Il est des époques dont nous conserverons à jamais le souvenir. Des naissances. Des disparitions. Des retours à la liberté. L’aventure vécue par Gravillon en ce mois de mai 2021 entre dans la dernière catégorie. Au terme de plusieurs mois empêchés à l’occasion desquels le groupe s’est résigné à rouler dans son périmètre — les plus confinés renonçant même à l’avancée en pédalant sur un home-trainer — ils se sont retrouvés au pied des Pyrénées, dans l’Ariège. Pour prendre un vrai bain de jouissance.

Certains gardaient un souvenir ému de cette région, après un passage remarqué durant une épique traversée des Pyrénées over the crests entreprise en 2017. Quelques années plus tard, tandis que des décennies semblaient s’être écoulées, ils se sont retrouvés chez Zéro Neuf, superbe adresse cycliste offrant une vue imprenable sur les neiges éternelles. Un lieu dédié à la passion dans lequel le vélo, tel René Vietto, est roi. Il règne en (toile de) maître sur les murs, cadres et maillots s’offrant à la curiosité. Il s’étale dans les pages de la presse cycliste proposée à la lecture. Il transpire des murs de cette bâtisse ancestrale. Il s’offre à la délectation au bar, le soir, au retour des cols.

Les compteurs et segments Strava ne se seront pas affolés. De ce peloton des bords de mer n’émergent que de rares talents grimpeurs. Chacun compose avec ses capacités, son niveau de préparation et un passif qui, parfois, flirte d’avantage avec le ballon ovale qu’avec les tours de manivelle. Parmi cette troupe bigarrée, certains ont su pourtant un jour faire montre d’une endurance hors du commun. Sur des épreuves « ultra » que le calendrier propose aujourd’hui. Ou sur des traversées solo qui continuent de forcer le respect. Dans ces reliefs ariégeois, l’évadé qui retrouve l’air libre n’a fanfaronné à aucun instant. Il a préféré humer, déguster, admirer.

La Rochelle est un port. L’attache de Gravillon. Mais il ne partage aucune valeur avec ceux traversés en chemin. Le col du Port, tout d’abord, qui a immédiatement ébranlé le groupe et lié les langues, malgré les bouches grande ouvertes dans la pente. Aux fanfaronnades de la plaine a succédé le silence. Les maillots Ravito créés pour cette escapade montagneuse, fraîchement déballés, ont rapidement fait connaissance avec les effluves du corps. Des coureurs rapidement séchés malgré la sueur persistante. Dans ces contreforts des Pyrénées, les cervicales se sont évertuées à donner le change, à tenir les têtes hautes, pour la dignité et le spectacle. Le vent, venant se mêler à la dans(eus)e, à la stupéfaction de tous, a rapidement refroidi les esprits. La glace et tous ses saints.

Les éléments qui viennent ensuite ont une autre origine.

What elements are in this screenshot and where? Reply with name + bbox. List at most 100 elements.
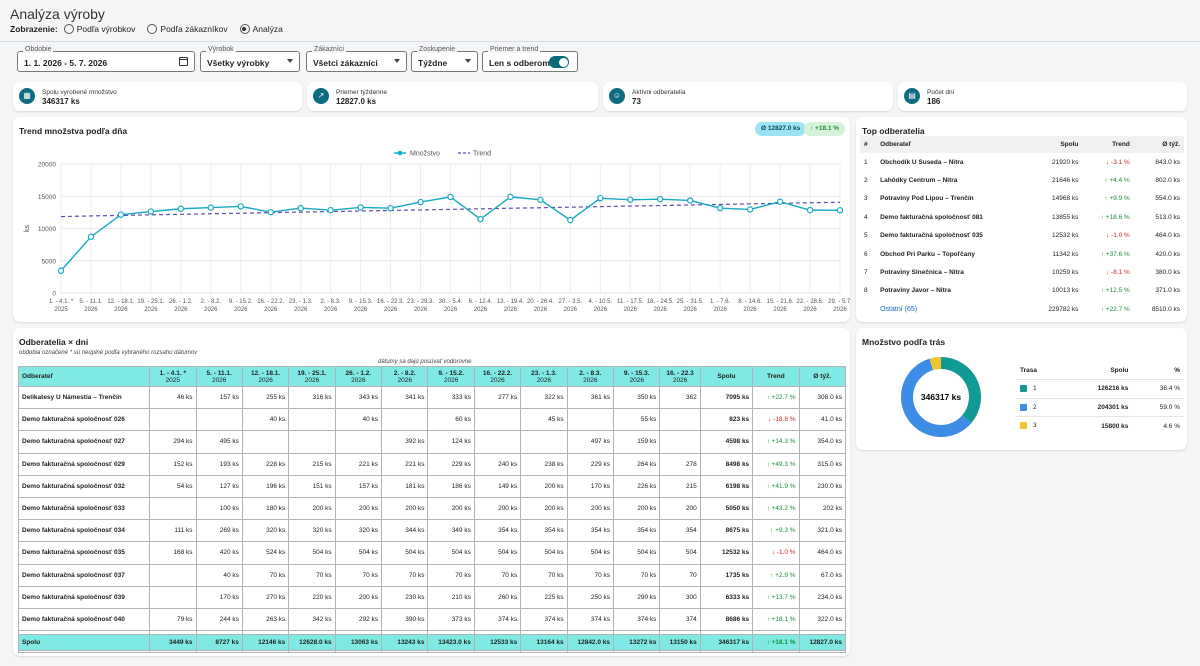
column-header: Trasa — [1020, 366, 1037, 374]
x-tick-label: 5. - 11.1. — [79, 299, 103, 305]
x-tick-label: 2026 — [234, 307, 248, 313]
x-tick-label: 29. - 5.7. — [828, 299, 850, 305]
table-cell: 157 ks — [334, 474, 383, 498]
table-row[interactable]: 3 15800 ks 4.6 % — [1016, 416, 1184, 436]
period-field[interactable]: Obdobie 1. 1. 2026 - 5. 7. 2026 — [17, 46, 195, 72]
page-title: Analýza výroby — [10, 6, 105, 22]
table-cell: Obchod Pri Parku – Topoľčany — [880, 250, 975, 258]
others-link[interactable]: Ostatní (65) — [880, 305, 918, 313]
table-cell: ↑ +41.9 % — [752, 474, 800, 498]
table-row[interactable]: 2 204301 ks 59.0 % — [1016, 398, 1184, 417]
view-radio-customers[interactable]: Podľa zákazníkov — [147, 24, 228, 34]
table-cell: 264 ks — [613, 452, 661, 476]
grid-scroll-area[interactable]: Odberateľ 1. - 4.1. * 2025 5. - 11.1. 2026 12… — [18, 366, 846, 653]
table-cell: 40 ks — [334, 408, 383, 432]
avg-trend-field: Priemer a trend Len s odberom — [482, 46, 578, 72]
quantity-point — [686, 197, 694, 204]
total-cell: Spolu — [17, 634, 151, 651]
column-header[interactable]: Trend — [752, 366, 800, 387]
table-cell: 15800 ks — [1101, 422, 1129, 430]
x-tick-label: 25. - 31.5. — [677, 299, 704, 305]
customers-select[interactable]: Zákazníci Všetci zákazníci — [306, 46, 407, 72]
others-row[interactable]: Ostatní (65) 229782 ks ↑ +22.7 % 8510.0 ks — [860, 300, 1184, 318]
column-header[interactable]: Ø týž. — [798, 366, 846, 387]
x-tick-label: 26. - 1.2. — [169, 299, 193, 305]
table-cell: 181 ks — [381, 474, 429, 498]
column-header-year: 2026 — [443, 376, 459, 384]
table-row[interactable]: 1 126216 ks 36.4 % — [1016, 379, 1184, 399]
table-row[interactable]: 1 Obchodík U Suseda – Nitra 21920 ks ↓ -3.1… — [860, 153, 1184, 171]
x-tick-label: 2026 — [803, 307, 817, 313]
quantity-point — [447, 193, 454, 201]
table-row[interactable]: Demo fakturačná spoločnosť 035 168 ks 420 … — [18, 541, 846, 565]
table-row[interactable]: 3 Potraviny Pod Lipou – Trenčín 14968 ks ↑ … — [860, 190, 1184, 208]
table-row[interactable]: Demo fakturačná spoločnosť 027 294 ks 495 … — [18, 430, 846, 454]
table-row[interactable]: 4 Demo fakturačná spoločnosť 081 13855 ks ↑… — [860, 208, 1184, 226]
table-cell: 70 ks — [613, 563, 661, 587]
donut-slice[interactable] — [901, 358, 972, 437]
legend-swatch — [1020, 422, 1027, 430]
column-header[interactable]: Spolu — [699, 366, 754, 387]
grouping-select[interactable]: Zoskupenie Týždne — [411, 46, 478, 72]
column-header: Spolu — [1029, 136, 1083, 153]
table-cell: 240 ks — [473, 452, 522, 476]
table-cell — [149, 408, 197, 432]
x-tick-label: 19. - 25.1. — [137, 299, 164, 305]
table-cell: ↑ +22.7 % — [1100, 305, 1130, 313]
table-row[interactable]: Demo fakturačná spoločnosť 039 170 ks 270 … — [18, 585, 846, 609]
table-cell: 322.0 ks — [798, 607, 846, 632]
column-header[interactable]: 2. - 8.2. 2026 — [381, 366, 429, 387]
column-header: % — [1174, 366, 1180, 374]
table-cell: 70 ks — [381, 563, 429, 587]
table-row[interactable]: Demo fakturačná spoločnosť 034 111 ks 269 … — [18, 519, 846, 543]
column-header[interactable]: 26. - 1.2. 2026 — [334, 366, 383, 387]
total-cell: 13272 ks — [613, 634, 661, 651]
table-cell: 420.0 ks — [1155, 250, 1180, 258]
table-cell: 13855 ks — [1052, 213, 1079, 221]
column-header[interactable]: 1. - 4.1. * 2025 — [149, 366, 197, 387]
table-cell: Demo fakturačná spoločnosť 026 — [18, 408, 151, 432]
table-cell: 221 ks — [334, 452, 383, 476]
view-radio-analysis[interactable]: Analýza — [239, 24, 283, 34]
column-header[interactable]: 5. - 11.1. 2026 — [195, 366, 243, 387]
table-cell: Demo fakturačná spoločnosť 039 — [18, 585, 151, 609]
column-header[interactable]: 16. - 22.2. 2026 — [473, 366, 522, 387]
table-row[interactable]: 6 Obchod Pri Parku – Topoľčany 11342 ks ↑ +… — [860, 245, 1184, 263]
table-cell: 168 ks — [149, 541, 197, 565]
column-header[interactable]: 12. - 18.1. 2026 — [241, 366, 290, 387]
column-header[interactable]: 2. - 8.3. 2026 — [566, 366, 615, 387]
table-cell: 200 ks — [334, 585, 383, 609]
column-header[interactable]: Odberateľ — [18, 366, 151, 387]
table-row[interactable]: Demo fakturačná spoločnosť 026 40 ks 40 ks… — [18, 408, 846, 432]
table-row[interactable]: Demo fakturačná spoločnosť 029 152 ks 193 … — [18, 452, 846, 476]
calendar-icon[interactable] — [179, 57, 188, 66]
view-radio-products[interactable]: Podľa výrobkov — [63, 24, 135, 34]
donut-slice[interactable] — [940, 357, 981, 424]
table-cell: 55 ks — [613, 408, 661, 432]
table-row[interactable]: Demo fakturačná spoločnosť 040 79 ks 244 k… — [18, 607, 846, 632]
column-header[interactable]: 16. - 22.3 2026 — [659, 366, 701, 387]
quantity-point — [597, 194, 604, 202]
donut-slice[interactable] — [929, 357, 942, 371]
table-row[interactable]: 8 Potraviny Javor – Nitra 10013 ks ↑ +12.5 … — [860, 282, 1184, 300]
table-cell: 354.0 ks — [798, 430, 846, 454]
column-header[interactable]: 23. - 1.3. 2026 — [520, 366, 568, 387]
table-cell: 226 ks — [613, 474, 661, 498]
column-header[interactable]: 9. - 15.2. 2026 — [427, 366, 475, 387]
x-tick-label: 8. - 14.6. — [738, 299, 762, 305]
column-header-year: 2025 — [165, 376, 181, 384]
column-header[interactable]: 9. - 15.3. 2026 — [613, 366, 661, 387]
table-cell: Demo fakturačná spoločnosť 033 — [18, 496, 151, 521]
table-cell: 230 ks — [381, 585, 429, 609]
column-header[interactable]: 19. - 25.1. 2026 — [288, 366, 336, 387]
table-row[interactable]: Demo fakturačná spoločnosť 037 40 ks 70 ks… — [18, 563, 846, 587]
table-row[interactable]: 7 Potraviny Slnečnica – Nitra 10259 ks ↓ -8… — [860, 263, 1184, 281]
table-row[interactable]: 5 Demo fakturačná spoločnosť 035 12532 ks ↓… — [860, 227, 1184, 245]
table-row[interactable]: Demo fakturačná spoločnosť 032 54 ks 127 k… — [18, 474, 846, 498]
product-select[interactable]: Výrobok Všetky výrobky — [200, 46, 300, 72]
table-row[interactable]: Delikatesy U Námestia – Trenčín 46 ks 157 … — [18, 385, 846, 410]
avg-toggle[interactable] — [549, 56, 569, 68]
table-row[interactable]: 2 Lahôdky Centrum – Nitra 21646 ks ↑ +4.4 %… — [860, 171, 1184, 189]
table-row[interactable]: Demo fakturačná spoločnosť 033 100 ks 180 … — [18, 496, 846, 521]
grid-card-title: Odberatelia × dni — [19, 337, 89, 347]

Et telle un vague s’accompagnant d’une réplique plus haute et plus puissante, le Port de Lers a achevé la série. Point de peintures d’encouragement, stigmates d’un quelconque passage du Tour, sur le goudron de sa montée mais un « Non à l’ours » qui sort ses griffes vengeresses. Au fil des kilomètres, les bêtes se mettent à râler, l’écume au coin de la gueule. L’œil hagard effacent les lueurs rieuses oubliées dans la plaine. Le groupe vole en éclat, s’observe à quelques lacets d’intervalle et pointe en rangs dispersés. Le froid inattendu ajoute à la peine. Transis mais déconfinés. Car rien ne saurait faire oublier le bonheur de retrouver un pan de liberté. De rouler au-delà d’accablantes restrictions. De partager des instants perdus de vue avec des amis et d’espérer voir le spectre de l’enfermement s’éloigner à jamais. Des Gravillon(s) rendus au bitume et à la pente. Et leur lot de dérapages.